Medicinal Properties

Many people overlook the fact that nature’s larder doesn’t just provide free, delicious and seasonal food – but also has incredible nutritional and benefits too.


Crab Apples are no exception, high in vitamins A, C and D, which our bodies need for a strong immune system. The high pectin acts as a prebiotic, helping to maintain good gut health. Also rich in polyphenols (which have antioxidant effects) and soluble fiber (which can help lower cholesterol levels).

History and Folklore

The crab apple blossom is often associated with fertility, marriage, and love. If you throw pips into a fire while repeating the name of your love, the love is considered to be true if the pips explode!

Things to Note

It is vital to know how to identify correctly to make sure you can safely enjoy nature’s delights.


Like with all apples, crab apple seeds contain amygdalin, a compound which, when broken down in the gut, can turn into cyanide. If making jelly or jam, you will strain the pulp from the juice so you needn’t worry about the seeds. The amount is minimal (it is said you’d need to consume 150 apple seeds before experiencing any negative effects) but it’s always good to be cautious!

Possible Confusions

Crab apples are most likely to be confused with the wide variety of apples available, or other members of the rose family, notably wild plums when young.

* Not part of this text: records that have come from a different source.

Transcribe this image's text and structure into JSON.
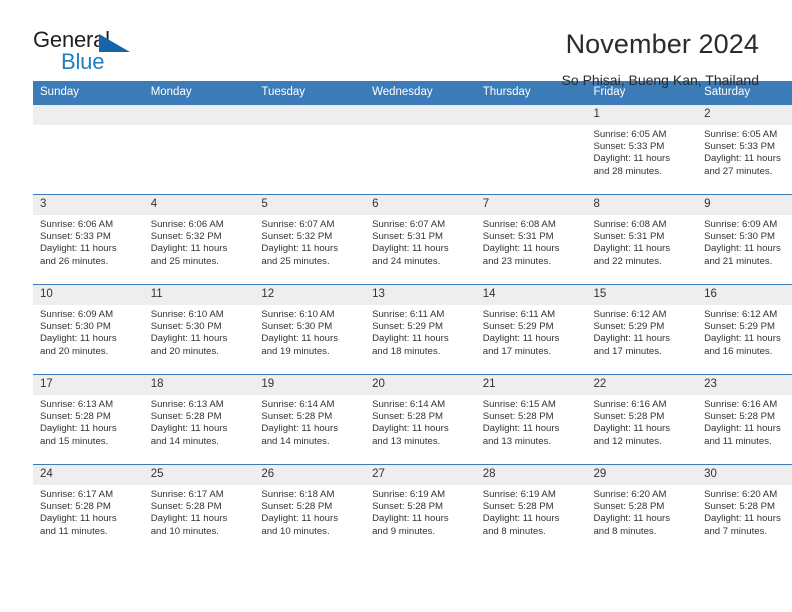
{
  "brand": {
    "name_dark": "General",
    "name_blue": "Blue",
    "accent_color": "#1f7fc4",
    "triangle_color": "#1565a8"
  },
  "header": {
    "title": "November 2024",
    "subtitle": "So Phisai, Bueng Kan, Thailand"
  },
  "calendar": {
    "header_bg": "#3b7cb8",
    "daynum_bg": "#eeeeee",
    "weekdays": [
      "Sunday",
      "Monday",
      "Tuesday",
      "Wednesday",
      "Thursday",
      "Friday",
      "Saturday"
    ],
    "weeks": [
      [
        {
          "day": "",
          "sunrise": "",
          "sunset": "",
          "daylight_line1": "",
          "daylight_line2": ""
        },
        {
          "day": "",
          "sunrise": "",
          "sunset": "",
          "daylight_line1": "",
          "daylight_line2": ""
        },
        {
          "day": "",
          "sunrise": "",
          "sunset": "",
          "daylight_line1": "",
          "daylight_line2": ""
        },
        {
          "day": "",
          "sunrise": "",
          "sunset": "",
          "daylight_line1": "",
          "daylight_line2": ""
        },
        {
          "day": "",
          "sunrise": "",
          "sunset": "",
          "daylight_line1": "",
          "daylight_line2": ""
        },
        {
          "day": "1",
          "sunrise": "Sunrise: 6:05 AM",
          "sunset": "Sunset: 5:33 PM",
          "daylight_line1": "Daylight: 11 hours",
          "daylight_line2": "and 28 minutes."
        },
        {
          "day": "2",
          "sunrise": "Sunrise: 6:05 AM",
          "sunset": "Sunset: 5:33 PM",
          "daylight_line1": "Daylight: 11 hours",
          "daylight_line2": "and 27 minutes."
        }
      ],
      [
        {
          "day": "3",
          "sunrise": "Sunrise: 6:06 AM",
          "sunset": "Sunset: 5:33 PM",
          "daylight_line1": "Daylight: 11 hours",
          "daylight_line2": "and 26 minutes."
        },
        {
          "day": "4",
          "sunrise": "Sunrise: 6:06 AM",
          "sunset": "Sunset: 5:32 PM",
          "daylight_line1": "Daylight: 11 hours",
          "daylight_line2": "and 25 minutes."
        },
        {
          "day": "5",
          "sunrise": "Sunrise: 6:07 AM",
          "sunset": "Sunset: 5:32 PM",
          "daylight_line1": "Daylight: 11 hours",
          "daylight_line2": "and 25 minutes."
        },
        {
          "day": "6",
          "sunrise": "Sunrise: 6:07 AM",
          "sunset": "Sunset: 5:31 PM",
          "daylight_line1": "Daylight: 11 hours",
          "daylight_line2": "and 24 minutes."
        },
        {
          "day": "7",
          "sunrise": "Sunrise: 6:08 AM",
          "sunset": "Sunset: 5:31 PM",
          "daylight_line1": "Daylight: 11 hours",
          "daylight_line2": "and 23 minutes."
        },
        {
          "day": "8",
          "sunrise": "Sunrise: 6:08 AM",
          "sunset": "Sunset: 5:31 PM",
          "daylight_line1": "Daylight: 11 hours",
          "daylight_line2": "and 22 minutes."
        },
        {
          "day": "9",
          "sunrise": "Sunrise: 6:09 AM",
          "sunset": "Sunset: 5:30 PM",
          "daylight_line1": "Daylight: 11 hours",
          "daylight_line2": "and 21 minutes."
        }
      ],
      [
        {
          "day": "10",
          "sunrise": "Sunrise: 6:09 AM",
          "sunset": "Sunset: 5:30 PM",
          "daylight_line1": "Daylight: 11 hours",
          "daylight_line2": "and 20 minutes."
        },
        {
          "day": "11",
          "sunrise": "Sunrise: 6:10 AM",
          "sunset": "Sunset: 5:30 PM",
          "daylight_line1": "Daylight: 11 hours",
          "daylight_line2": "and 20 minutes."
        },
        {
          "day": "12",
          "sunrise": "Sunrise: 6:10 AM",
          "sunset": "Sunset: 5:30 PM",
          "daylight_line1": "Daylight: 11 hours",
          "daylight_line2": "and 19 minutes."
        },
        {
          "day": "13",
          "sunrise": "Sunrise: 6:11 AM",
          "sunset": "Sunset: 5:29 PM",
          "daylight_line1": "Daylight: 11 hours",
          "daylight_line2": "and 18 minutes."
        },
        {
          "day": "14",
          "sunrise": "Sunrise: 6:11 AM",
          "sunset": "Sunset: 5:29 PM",
          "daylight_line1": "Daylight: 11 hours",
          "daylight_line2": "and 17 minutes."
        },
        {
          "day": "15",
          "sunrise": "Sunrise: 6:12 AM",
          "sunset": "Sunset: 5:29 PM",
          "daylight_line1": "Daylight: 11 hours",
          "daylight_line2": "and 17 minutes."
        },
        {
          "day": "16",
          "sunrise": "Sunrise: 6:12 AM",
          "sunset": "Sunset: 5:29 PM",
          "daylight_line1": "Daylight: 11 hours",
          "daylight_line2": "and 16 minutes."
        }
      ],
      [
        {
          "day": "17",
          "sunrise": "Sunrise: 6:13 AM",
          "sunset": "Sunset: 5:28 PM",
          "daylight_line1": "Daylight: 11 hours",
          "daylight_line2": "and 15 minutes."
        },
        {
          "day": "18",
          "sunrise": "Sunrise: 6:13 AM",
          "sunset": "Sunset: 5:28 PM",
          "daylight_line1": "Daylight: 11 hours",
          "daylight_line2": "and 14 minutes."
        },
        {
          "day": "19",
          "sunrise": "Sunrise: 6:14 AM",
          "sunset": "Sunset: 5:28 PM",
          "daylight_line1": "Daylight: 11 hours",
          "daylight_line2": "and 14 minutes."
        },
        {
          "day": "20",
          "sunrise": "Sunrise: 6:14 AM",
          "sunset": "Sunset: 5:28 PM",
          "daylight_line1": "Daylight: 11 hours",
          "daylight_line2": "and 13 minutes."
        },
        {
          "day": "21",
          "sunrise": "Sunrise: 6:15 AM",
          "sunset": "Sunset: 5:28 PM",
          "daylight_line1": "Daylight: 11 hours",
          "daylight_line2": "and 13 minutes."
        },
        {
          "day": "22",
          "sunrise": "Sunrise: 6:16 AM",
          "sunset": "Sunset: 5:28 PM",
          "daylight_line1": "Daylight: 11 hours",
          "daylight_line2": "and 12 minutes."
        },
        {
          "day": "23",
          "sunrise": "Sunrise: 6:16 AM",
          "sunset": "Sunset: 5:28 PM",
          "daylight_line1": "Daylight: 11 hours",
          "daylight_line2": "and 11 minutes."
        }
      ],
      [
        {
          "day": "24",
          "sunrise": "Sunrise: 6:17 AM",
          "sunset": "Sunset: 5:28 PM",
          "daylight_line1": "Daylight: 11 hours",
          "daylight_line2": "and 11 minutes."
        },
        {
          "day": "25",
          "sunrise": "Sunrise: 6:17 AM",
          "sunset": "Sunset: 5:28 PM",
          "daylight_line1": "Daylight: 11 hours",
          "daylight_line2": "and 10 minutes."
        },
        {
          "day": "26",
          "sunrise": "Sunrise: 6:18 AM",
          "sunset": "Sunset: 5:28 PM",
          "daylight_line1": "Daylight: 11 hours",
          "daylight_line2": "and 10 minutes."
        },
        {
          "day": "27",
          "sunrise": "Sunrise: 6:19 AM",
          "sunset": "Sunset: 5:28 PM",
          "daylight_line1": "Daylight: 11 hours",
          "daylight_line2": "and 9 minutes."
        },
        {
          "day": "28",
          "sunrise": "Sunrise: 6:19 AM",
          "sunset": "Sunset: 5:28 PM",
          "daylight_line1": "Daylight: 11 hours",
          "daylight_line2": "and 8 minutes."
        },
        {
          "day": "29",
          "sunrise": "Sunrise: 6:20 AM",
          "sunset": "Sunset: 5:28 PM",
          "daylight_line1": "Daylight: 11 hours",
          "daylight_line2": "and 8 minutes."
        },
        {
          "day": "30",
          "sunrise": "Sunrise: 6:20 AM",
          "sunset": "Sunset: 5:28 PM",
          "daylight_line1": "Daylight: 11 hours",
          "daylight_line2": "and 7 minutes."
        }
      ]
    ]
  }
}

Fortunately, the fruits of both plants are edible, so if you do mistake them, it’s not a problem!

Wild Plum

Foraging at our Cookery Courses

Many of our Cookery Courses include a short foraging walk as part of the day, introducing you to a handful of commonly found wild ingredients.

Keen to learn more?

There are a wide range of resources on foraging. Here are just a handful of our favourite books.

Foraging Bags, Baskets and Books

Explore our small range of foraging accesories, including hand woven willow baskets, British wax cotton belt bags, and our favourite foraging books.

Our Foraging Tips

Ask permission. 

Essential if you’re picking on private land. As with everything, respect is key and goes a long way.


If in doubt, leave it out. 

Why rush? Nature isn’t going anywhere! Take time to ensure you safely identify your finds.


One step at a time.

No one becomes an expert overnight. Build up your identification skills and your confidence will grow. 


Enjoy the process.

Foraging is not only about what you pick but the experience – Immerse yourself in nature and appreciate the little things. The fresh air, birds chirping, a light breeze or the feel of soil beneath your feet.


Celebrate locality.

With an abundance of forage at your doorstep, why not start local?


The 10% rule.

Only take what you need (or 10% of what is available). This not only means that you leave plenty for other foragers, but also local wildlife. We want to enjoy our ecosystem not damage it. 


Leave room for regrowth.

Never uproot a plant so that it is always able to regrow after you have foraged from it.


Wash before consumption.

Always give your foraging finds a good wash before consuming, especially when picking on busy routes/path.